At their funeral the parish priest said there were no answers to explain the triple tragedy that had enveloped them. In the reaction of shocked neighbours and friends, the usual platitudes were aired and tributes paid to the hard-working and cheerful character of Tadg and the helpfulness of the younger Diarmuid, who as a top accountancy graduate had everything to live for.
For a mixture of reasons, a veil of silence was drawn over the hideous violence that was unleashed in the bosom of a family, culminating in a suspected murder and double suicide.
Although investigations continue, gardaí believe that Mark’s murder was carefully premeditated. The shots on his hands showed he had fought for his life and tried to protect himself. After that coldblooded shooting, Tadg and Diarmuid went to a field where they are suspected to have taken their own lives.
Two hunting rifles were found beside their bodies and 12 pages of anguished regret at being left out of his mother’s will and the split it caused in the family were found on Diarmuid’s body.
Families routinely fall out over bequests and wills, but lifelong estrangement among members is the most extreme outcome, not a savage blood bath.
Was the row over the will just a catalyst and were other troubles brewing long-term in the family? The only thing we know is that it was not some unseen hand of fate that propelled Tadg and his son on such a deranged path.
We know to our cost how coverups to protect the integrity of everything from the Church to State-run institutions have created such a legacy of pain and regret.
The backlash against the Mother and Baby Homes Bill shows how secrets can topple like grenades through the generations.
The recent ruling at the Court of Appeal which affirms the part of the Children’s Act that makes it an offence to publish any material that could identify a child who is an alleged victim of an offence, including a deceased child, precludes me from identifying a specific border family who were wiped out by the father. And were it not for the brave intervention of a grief-stricken mother and sister, the patriarch responsible would still be celebrated as a pillar of the community.
The ruling also prevents me from mentioning the mother who lost her two daughters and husband in a murder suicide and who, believing her children would still be alive had she been involved in
her husband’s treatment, spearheaded a campaign for reform of the Mental Health Act. While pleading for sensitive and unsensational coverage of murder suicide, this woman told a media symposium that society has ‘a right to know’ how often these tragedies are happening.
Our urge to protect family affairs which we regard as private and sacrosanct from prying eyes may be well meaning, but it forces us to adopt absurd positions.
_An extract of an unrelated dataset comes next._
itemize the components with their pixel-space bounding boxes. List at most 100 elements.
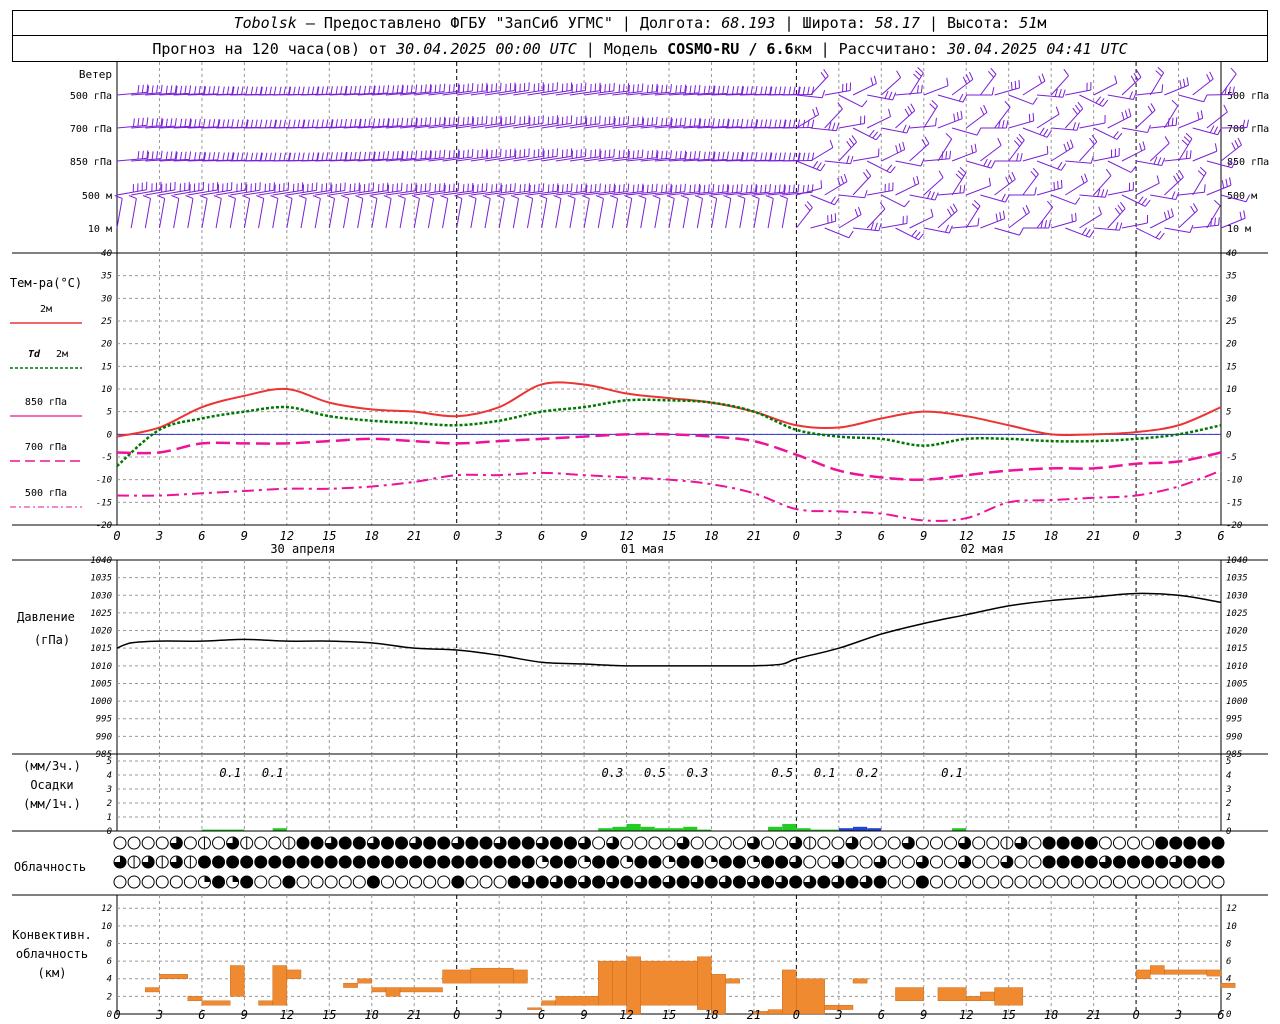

We almost have to pretend that any one of us can out of the blue, be overcome with murderous intent, which is not just a terrifying prospect in that it makes us all vulnerable to attack from our nearest and dearest but is also patently false.
Most of us are not murderers, even if pushed to our limits.
There are deep-seated and enduring reasons – perhaps connected with mental health or with some severe family dysfunction or character flaw – why family members destroy each other.
If most sexual abuse is perpetrated against children by relatives, then is it such a big leap to accept that aggression and violence can also be part of the fabric of dysfunctional family life?
That much as we wish it were otherwise, not all families are loving and safe.